– Господин генерал… – только и произнес оруженосец.
– Сержант Хайценггер, ты и твои люди со мной, знаменосец тоже, – продолжал генерал, уже слезая с коня.
– Господин генерал, сие не должно вам, – вдруг заговорил Максимилиан, так и держа окровавленную тряпку возле лица. Видно было, что он не согласен с приказом. На памяти кавалера первый раз прапорщик заупрямился и оспаривал его решения, но возражения свои излагать тихо ума у него хватило. – Если… вас даже просто ранят, дело будет проиграно… Дело и вся кампания. А может, и всем вашим людям конец придет.

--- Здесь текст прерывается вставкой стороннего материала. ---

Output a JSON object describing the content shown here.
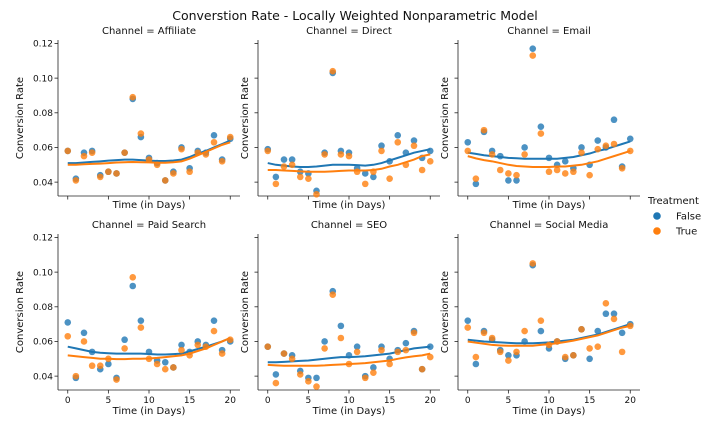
{
  "chart_data": {
    "type": "scatter",
    "title": "Converstion Rate - Locally Weighted Nonparametric Model",
    "xlabel": "Time (in Days)",
    "ylabel": "Conversion Rate",
    "xlim": [
      -1.2,
      21.2
    ],
    "ylim": [
      0.032,
      0.122
    ],
    "xticks": [
      "0",
      "5",
      "10",
      "15",
      "20"
    ],
    "yticks": [
      "0.04",
      "0.06",
      "0.08",
      "0.10",
      "0.12"
    ],
    "grid": false,
    "legend": {
      "title": "Treatment",
      "position": "right",
      "entries": [
        {
          "label": "False",
          "color": "#1f77b4"
        },
        {
          "label": "True",
          "color": "#ff7f0e"
        }
      ]
    },
    "panels": [
      {
        "title": "Channel = Affiliate",
        "series": [
          {
            "name": "False",
            "color": "#1f77b4",
            "x": [
              0,
              1,
              2,
              3,
              4,
              5,
              6,
              7,
              8,
              9,
              10,
              11,
              12,
              13,
              14,
              15,
              16,
              17,
              18,
              19,
              20
            ],
            "y": [
              0.058,
              0.042,
              0.057,
              0.058,
              0.044,
              0.046,
              0.045,
              0.057,
              0.088,
              0.066,
              0.054,
              0.051,
              0.041,
              0.046,
              0.06,
              0.048,
              0.058,
              0.057,
              0.067,
              0.053,
              0.065
            ],
            "trend": [
              0.051,
              0.051,
              0.0513,
              0.0517,
              0.052,
              0.0524,
              0.0527,
              0.053,
              0.053,
              0.0527,
              0.0524,
              0.0522,
              0.0522,
              0.0525,
              0.053,
              0.0545,
              0.0565,
              0.058,
              0.06,
              0.062,
              0.064
            ]
          },
          {
            "name": "True",
            "color": "#ff7f0e",
            "x": [
              0,
              1,
              2,
              3,
              4,
              5,
              6,
              7,
              8,
              9,
              10,
              11,
              12,
              13,
              14,
              15,
              16,
              17,
              18,
              19,
              20
            ],
            "y": [
              0.058,
              0.041,
              0.055,
              0.057,
              0.043,
              0.046,
              0.045,
              0.057,
              0.089,
              0.068,
              0.053,
              0.05,
              0.041,
              0.045,
              0.059,
              0.046,
              0.057,
              0.056,
              0.063,
              0.052,
              0.066
            ],
            "trend": [
              0.05,
              0.05,
              0.0503,
              0.0505,
              0.0507,
              0.051,
              0.0513,
              0.0515,
              0.0516,
              0.0515,
              0.0514,
              0.0512,
              0.0512,
              0.0515,
              0.052,
              0.0535,
              0.0555,
              0.0575,
              0.0595,
              0.0615,
              0.063
            ]
          }
        ]
      },
      {
        "title": "Channel = Direct",
        "series": [
          {
            "name": "False",
            "color": "#1f77b4",
            "x": [
              0,
              1,
              2,
              3,
              4,
              5,
              6,
              7,
              8,
              9,
              10,
              11,
              12,
              13,
              14,
              15,
              16,
              17,
              18,
              19,
              20
            ],
            "y": [
              0.059,
              0.043,
              0.053,
              0.053,
              0.046,
              0.045,
              0.035,
              0.057,
              0.103,
              0.058,
              0.057,
              0.048,
              0.045,
              0.043,
              0.061,
              0.052,
              0.067,
              0.057,
              0.064,
              0.054,
              0.058
            ],
            "trend": [
              0.051,
              0.05,
              0.0495,
              0.049,
              0.0487,
              0.0487,
              0.049,
              0.0495,
              0.05,
              0.05,
              0.05,
              0.0498,
              0.0495,
              0.05,
              0.051,
              0.0525,
              0.054,
              0.0555,
              0.057,
              0.058,
              0.059
            ]
          },
          {
            "name": "True",
            "color": "#ff7f0e",
            "x": [
              0,
              1,
              2,
              3,
              4,
              5,
              6,
              7,
              8,
              9,
              10,
              11,
              12,
              13,
              14,
              15,
              16,
              17,
              18,
              19,
              20
            ],
            "y": [
              0.058,
              0.039,
              0.049,
              0.05,
              0.043,
              0.042,
              0.033,
              0.056,
              0.104,
              0.056,
              0.055,
              0.046,
              0.039,
              0.046,
              0.058,
              0.042,
              0.063,
              0.05,
              0.061,
              0.047,
              0.052
            ],
            "trend": [
              0.047,
              0.047,
              0.0467,
              0.0465,
              0.0462,
              0.046,
              0.046,
              0.046,
              0.0462,
              0.0465,
              0.0467,
              0.0467,
              0.0467,
              0.047,
              0.0477,
              0.049,
              0.05,
              0.0515,
              0.053,
              0.055,
              0.056
            ]
          }
        ]
      },
      {
        "title": "Channel = Email",
        "series": [
          {
            "name": "False",
            "color": "#1f77b4",
            "x": [
              0,
              1,
              2,
              3,
              4,
              5,
              6,
              7,
              8,
              9,
              10,
              11,
              12,
              13,
              14,
              15,
              16,
              17,
              18,
              19,
              20
            ],
            "y": [
              0.063,
              0.039,
              0.069,
              0.058,
              0.055,
              0.041,
              0.041,
              0.06,
              0.117,
              0.072,
              0.054,
              0.05,
              0.052,
              0.048,
              0.06,
              0.05,
              0.064,
              0.06,
              0.076,
              0.049,
              0.065
            ],
            "trend": [
              0.057,
              0.0563,
              0.0555,
              0.055,
              0.0545,
              0.054,
              0.0538,
              0.0535,
              0.0535,
              0.0535,
              0.0535,
              0.0535,
              0.054,
              0.0545,
              0.0555,
              0.0565,
              0.058,
              0.059,
              0.0605,
              0.062,
              0.0635
            ]
          },
          {
            "name": "True",
            "color": "#ff7f0e",
            "x": [
              0,
              1,
              2,
              3,
              4,
              5,
              6,
              7,
              8,
              9,
              10,
              11,
              12,
              13,
              14,
              15,
              16,
              17,
              18,
              19,
              20
            ],
            "y": [
              0.058,
              0.042,
              0.07,
              0.056,
              0.047,
              0.045,
              0.044,
              0.056,
              0.113,
              0.068,
              0.046,
              0.047,
              0.045,
              0.046,
              0.057,
              0.044,
              0.059,
              0.061,
              0.062,
              0.048,
              0.058
            ],
            "trend": [
              0.055,
              0.0537,
              0.0527,
              0.052,
              0.051,
              0.05,
              0.0493,
              0.049,
              0.0487,
              0.0487,
              0.0487,
              0.049,
              0.049,
              0.0495,
              0.05,
              0.051,
              0.052,
              0.0535,
              0.055,
              0.0565,
              0.058
            ]
          }
        ]
      },
      {
        "title": "Channel = Paid Search",
        "series": [
          {
            "name": "False",
            "color": "#1f77b4",
            "x": [
              0,
              1,
              2,
              3,
              4,
              5,
              6,
              7,
              8,
              9,
              10,
              11,
              12,
              13,
              14,
              15,
              16,
              17,
              18,
              19,
              20
            ],
            "y": [
              0.071,
              0.039,
              0.065,
              0.054,
              0.044,
              0.047,
              0.039,
              0.061,
              0.092,
              0.072,
              0.054,
              0.049,
              0.048,
              0.045,
              0.058,
              0.054,
              0.06,
              0.058,
              0.072,
              0.055,
              0.06
            ],
            "trend": [
              0.057,
              0.056,
              0.055,
              0.054,
              0.0535,
              0.0532,
              0.053,
              0.053,
              0.053,
              0.053,
              0.0528,
              0.0525,
              0.0525,
              0.0527,
              0.053,
              0.0543,
              0.0557,
              0.057,
              0.0585,
              0.06,
              0.062
            ]
          },
          {
            "name": "True",
            "color": "#ff7f0e",
            "x": [
              0,
              1,
              2,
              3,
              4,
              5,
              6,
              7,
              8,
              9,
              10,
              11,
              12,
              13,
              14,
              15,
              16,
              17,
              18,
              19,
              20
            ],
            "y": [
              0.063,
              0.04,
              0.06,
              0.046,
              0.046,
              0.05,
              0.038,
              0.056,
              0.097,
              0.068,
              0.05,
              0.047,
              0.044,
              0.045,
              0.055,
              0.052,
              0.058,
              0.057,
              0.066,
              0.053,
              0.061
            ],
            "trend": [
              0.052,
              0.0515,
              0.051,
              0.0505,
              0.05,
              0.05,
              0.0498,
              0.0498,
              0.05,
              0.05,
              0.0502,
              0.0505,
              0.051,
              0.0515,
              0.052,
              0.053,
              0.0545,
              0.056,
              0.058,
              0.06,
              0.062
            ]
          }
        ]
      },
      {
        "title": "Channel = SEO",
        "series": [
          {
            "name": "False",
            "color": "#1f77b4",
            "x": [
              0,
              1,
              2,
              3,
              4,
              5,
              6,
              7,
              8,
              9,
              10,
              11,
              12,
              13,
              14,
              15,
              16,
              17,
              18,
              19,
              20
            ],
            "y": [
              0.057,
              0.041,
              0.053,
              0.052,
              0.043,
              0.039,
              0.039,
              0.06,
              0.089,
              0.069,
              0.052,
              0.057,
              0.04,
              0.045,
              0.057,
              0.05,
              0.055,
              0.059,
              0.066,
              0.044,
              0.057
            ],
            "trend": [
              0.048,
              0.048,
              0.0482,
              0.0485,
              0.0488,
              0.049,
              0.0495,
              0.05,
              0.0505,
              0.051,
              0.051,
              0.0512,
              0.0515,
              0.052,
              0.0525,
              0.053,
              0.054,
              0.055,
              0.056,
              0.0565,
              0.057
            ]
          },
          {
            "name": "True",
            "color": "#ff7f0e",
            "x": [
              0,
              1,
              2,
              3,
              4,
              5,
              6,
              7,
              8,
              9,
              10,
              11,
              12,
              13,
              14,
              15,
              16,
              17,
              18,
              19,
              20
            ],
            "y": [
              0.057,
              0.036,
              0.053,
              0.05,
              0.041,
              0.037,
              0.034,
              0.056,
              0.087,
              0.062,
              0.047,
              0.054,
              0.039,
              0.042,
              0.055,
              0.047,
              0.054,
              0.055,
              0.065,
              0.044,
              0.051
            ],
            "trend": [
              0.0465,
              0.0462,
              0.046,
              0.046,
              0.046,
              0.046,
              0.046,
              0.0462,
              0.0465,
              0.0467,
              0.047,
              0.0472,
              0.0475,
              0.048,
              0.0485,
              0.049,
              0.05,
              0.0508,
              0.0515,
              0.052,
              0.053
            ]
          }
        ]
      },
      {
        "title": "Channel = Social Media",
        "series": [
          {
            "name": "False",
            "color": "#1f77b4",
            "x": [
              0,
              1,
              2,
              3,
              4,
              5,
              6,
              7,
              8,
              9,
              10,
              11,
              12,
              13,
              14,
              15,
              16,
              17,
              18,
              19,
              20
            ],
            "y": [
              0.072,
              0.047,
              0.066,
              0.061,
              0.055,
              0.052,
              0.052,
              0.06,
              0.104,
              0.066,
              0.056,
              0.06,
              0.05,
              0.052,
              0.067,
              0.05,
              0.066,
              0.076,
              0.076,
              0.065,
              0.07
            ],
            "trend": [
              0.061,
              0.0605,
              0.06,
              0.0597,
              0.0595,
              0.0592,
              0.059,
              0.059,
              0.059,
              0.0592,
              0.0595,
              0.06,
              0.0605,
              0.061,
              0.062,
              0.063,
              0.064,
              0.0655,
              0.067,
              0.0685,
              0.07
            ]
          },
          {
            "name": "True",
            "color": "#ff7f0e",
            "x": [
              0,
              1,
              2,
              3,
              4,
              5,
              6,
              7,
              8,
              9,
              10,
              11,
              12,
              13,
              14,
              15,
              16,
              17,
              18,
              19,
              20
            ],
            "y": [
              0.068,
              0.051,
              0.065,
              0.062,
              0.054,
              0.049,
              0.054,
              0.066,
              0.105,
              0.072,
              0.058,
              0.06,
              0.051,
              0.052,
              0.067,
              0.056,
              0.057,
              0.082,
              0.073,
              0.054,
              0.069
            ],
            "trend": [
              0.06,
              0.0593,
              0.0587,
              0.058,
              0.0577,
              0.0575,
              0.0575,
              0.0575,
              0.0575,
              0.058,
              0.0585,
              0.059,
              0.0597,
              0.0605,
              0.0615,
              0.0625,
              0.0635,
              0.065,
              0.0665,
              0.068,
              0.069
            ]
          }
        ]
      }
    ]
  }
}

Волков не слушал, он уже ногу из стремени вынул, но тут к ним подбежал капитан Вилли и сообщил:
– Их арбалетчики убежали, господин генерал, пусть Фильсбибург отведет своих людей, я еще постреляю, теперь у них доспехи похуже будут, мы их свинцом нашпигуем, только дайте.
Волков размышлял всего мгновение. Дело было не в предложении молодого капитана стрелков, дело в том, что Максимилиан прав. Сейчас, когда все словно подвисло на волоске или, вернее сказать, висит на весах взбалмошной Фортуны, лучше не рисковать.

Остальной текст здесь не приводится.